Time is the most important element of the debate about what to do about Iran. In proposing renewal of international talks about its nuclear program, Iran clearly is stalling for time. Tehran knows having working nuclear weapons provides insurance that its regime will continue and thrive and that no other nation would risk attacking it.

President Obama also has been arguing for more time, saying economic sanctions need time to succeed. The President has been saying we need more time since he took office more than three years ago, exactly what the Iranians want. Every day the Iranians are making further progress toward a nuclear weapon, as the clock keeps ticking.

It is ironic the Obama Administration has so far strongly resisted stronger sanctions, only to yield because of insistence by Congress. Yet the Administration is only slowly implementing the stronger sanctions Congress has authorized.

Congress continues to work on legislation to further tighten Iranian sanctions. Rather than resisting such legislation, as it has so often in the past, the Administration should embrace legislation to close sanction loopholes and fully implement it as soon as possible.

While Western sanctions have impacted the overall Iranian economy and made life more difficult for the average Iranian, the Iranian regime seems willing to let the population endure the brunt of the sanctions while the nuclear program moves forward unabated.

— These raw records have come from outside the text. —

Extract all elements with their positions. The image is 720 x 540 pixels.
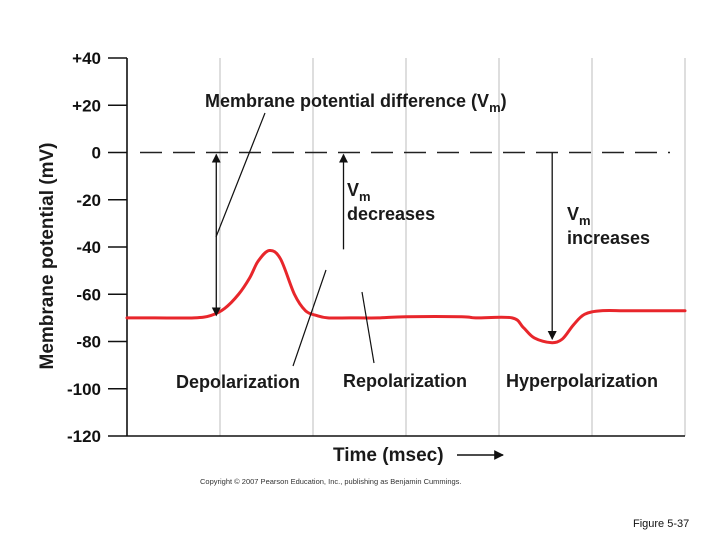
annotation-vm-increases: Vm bbox=[567, 204, 591, 228]
membrane-potential-trace bbox=[125, 248, 687, 345]
leader-depolarization bbox=[292, 269, 327, 367]
y-ticks: +40 +20 0 -20 -40 -60 -80 -100 -120 bbox=[67, 49, 127, 446]
y-tick-label: -20 bbox=[76, 191, 101, 210]
annotation-vm-decreases: Vm bbox=[347, 180, 371, 204]
y-tick-label: -100 bbox=[67, 380, 101, 399]
copyright-text: Copyright © 2007 Pearson Education, Inc.… bbox=[200, 477, 462, 486]
annotation-membrane-potential-difference: Membrane potential difference (Vm) bbox=[205, 91, 507, 115]
leader-potential-difference bbox=[215, 112, 266, 238]
y-tick-label: 0 bbox=[92, 144, 101, 163]
y-tick-label: +40 bbox=[72, 49, 101, 68]
y-tick-label: +20 bbox=[72, 96, 101, 115]
grid-lines bbox=[219, 58, 686, 436]
annotation-hyperpolarization: Hyperpolarization bbox=[506, 371, 658, 391]
y-tick-label: -60 bbox=[76, 285, 101, 304]
figure-label: Figure 5-37 bbox=[633, 518, 689, 530]
annotation-repolarization: Repolarization bbox=[343, 371, 467, 391]
annotation-depolarization: Depolarization bbox=[176, 372, 300, 392]
leader-repolarization bbox=[361, 291, 375, 364]
annotation-vm-decreases-text: decreases bbox=[347, 204, 435, 224]
y-tick-label: -80 bbox=[76, 333, 101, 352]
y-tick-label: -120 bbox=[67, 427, 101, 446]
x-axis-label: Time (msec) bbox=[333, 445, 444, 466]
y-tick-label: -40 bbox=[76, 238, 101, 257]
y-axis-label: Membrane potential (mV) bbox=[37, 143, 58, 370]
annotation-vm-increases-text: increases bbox=[567, 228, 650, 248]
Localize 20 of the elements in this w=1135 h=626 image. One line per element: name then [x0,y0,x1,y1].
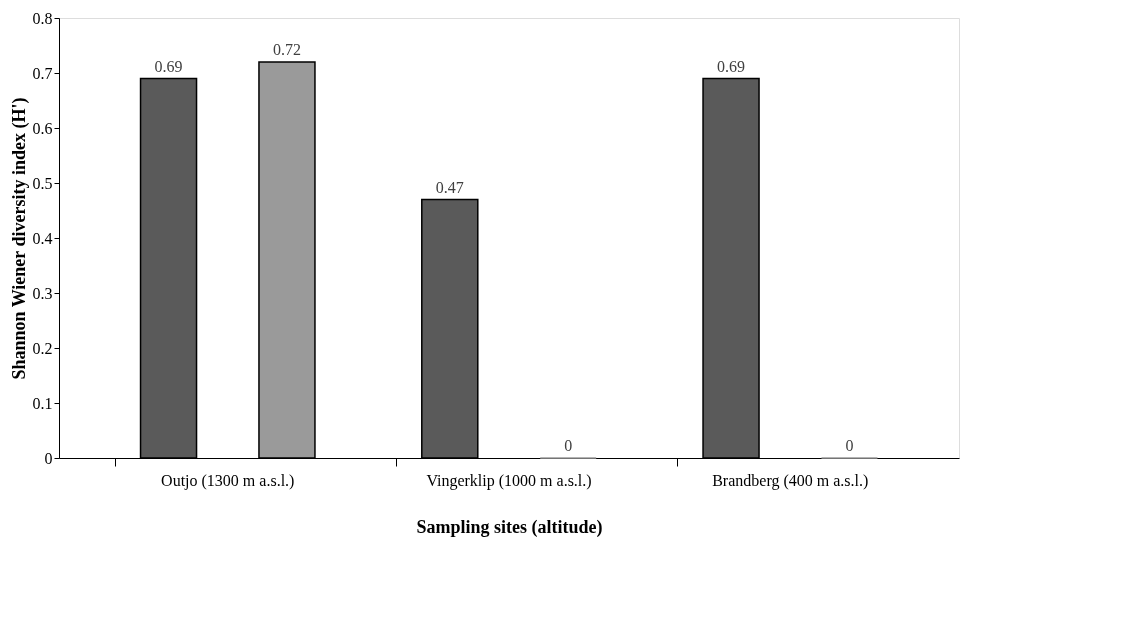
y-tick-label: 0.4 [32,229,53,247]
data-label: 0.69 [154,57,183,75]
y-tick-label: 0.5 [32,174,53,192]
x-tick-label: Vingerklip (1000 m a.s.l.) [426,471,592,490]
data-label: 0 [564,437,573,454]
y-tick-label: 0.7 [32,64,53,82]
y-tick-label: 0.1 [32,394,53,412]
y-tick-label: 0.6 [32,119,53,137]
y-axis-title: Shannon Wiener diversity index (H') [8,97,30,380]
data-label: 0.47 [435,178,464,196]
y-tick-label: 0.3 [32,284,53,302]
x-axis-title: Sampling sites (altitude) [416,516,603,538]
y-tick-label: 0 [44,449,53,467]
x-tick-label: Outjo (1300 m a.s.l.) [161,471,295,490]
y-tick-label: 0.2 [32,339,53,357]
data-label: 0.72 [272,41,301,58]
data-label: 0.69 [717,57,746,75]
y-tick-label: 0.8 [32,9,53,27]
data-label: 0 [845,437,854,454]
x-tick-label: Brandberg (400 m a.s.l.) [712,471,869,490]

The Administration’s Iranian sanctions strategy was called into question again recently when its Director of National Intelligence, James Clapper, testified before Congress that all the sanctions piled on Iran so far have not slowed Iran’s nuclear program one iota.

Most of the sanctions so far targeted the Iranian people. Clearly, we should target additional sanctions on the Iranian regime’s leadership and its Revolutionary Guards Corps, who have been left largely unscathed by past sanction efforts. There is legislation that does so which I cosponsored, H.R. 1905. This bill passed the House in December and is pending in the Senate.

Other apparently covert means seem to have delayed Iranian nuclear progress somewhat. These include industrial “accidents,” computer worms that targeted delicate Iranian nuclear centrifuges, and the assassination of prominent Iranian nuclear scientists.

An important option missing so far from U.S. policy is a strong effort to encourage the Iranian opposition to try to replace the current regime. Because we can only delay and not stop Iran’s nuclear program, changing the regime before it achieves a nuclear bomb may be our best approach and certainly is worth considering to avoid a larger war.

A new Iranian government not pledged to the destruction of Israel, the United States and its allies would not pose the same kind of threat to the world posed by the current regime.

Young people, born after the 1979 revolution, which make up the majority of the Iranian population, and non-Persian Iranians, who are about one-third of the total population, would be receptive to a regime change message.

Iranian young people are chaffing under harsh Islamic restrictions imposed by a revolution that occurred before most of them were born. Iranian minority populations resent the Persian domination of the Tehran regime and often feel repressed or ignored. Both groups would be receptive to a strong regime change message.

During the “Green Revolution” in Iran in 2009, when thousands of people took to the streets to protest the Iranian mullahs’ repression and a rigged election, President Obama failed to support them. Despite that failure, it is not too late for the United States and others to offer both material and moral support to those who want a new government.

President Obama recently declared that his Administration’s policy was prevention of Iran obtaining nuclear weapons, not containment after the fact. If that’s the case, the Administration needs to try a new approach to the Iranian dilemma, with tighter sanctions aimed at Iran’s leaders and possible regime change as its focus.


Republican Rep. Elton Gallegly represents Ventura and Santa Barbara counties in Congress and is vice chairman of the House Foreign Affairs Committee and chairman of the House Judiciary Subcommittee on Immigration Policy and Enforcement. He served on the House Permanent Select Committee on Intelligence from 2003-2011.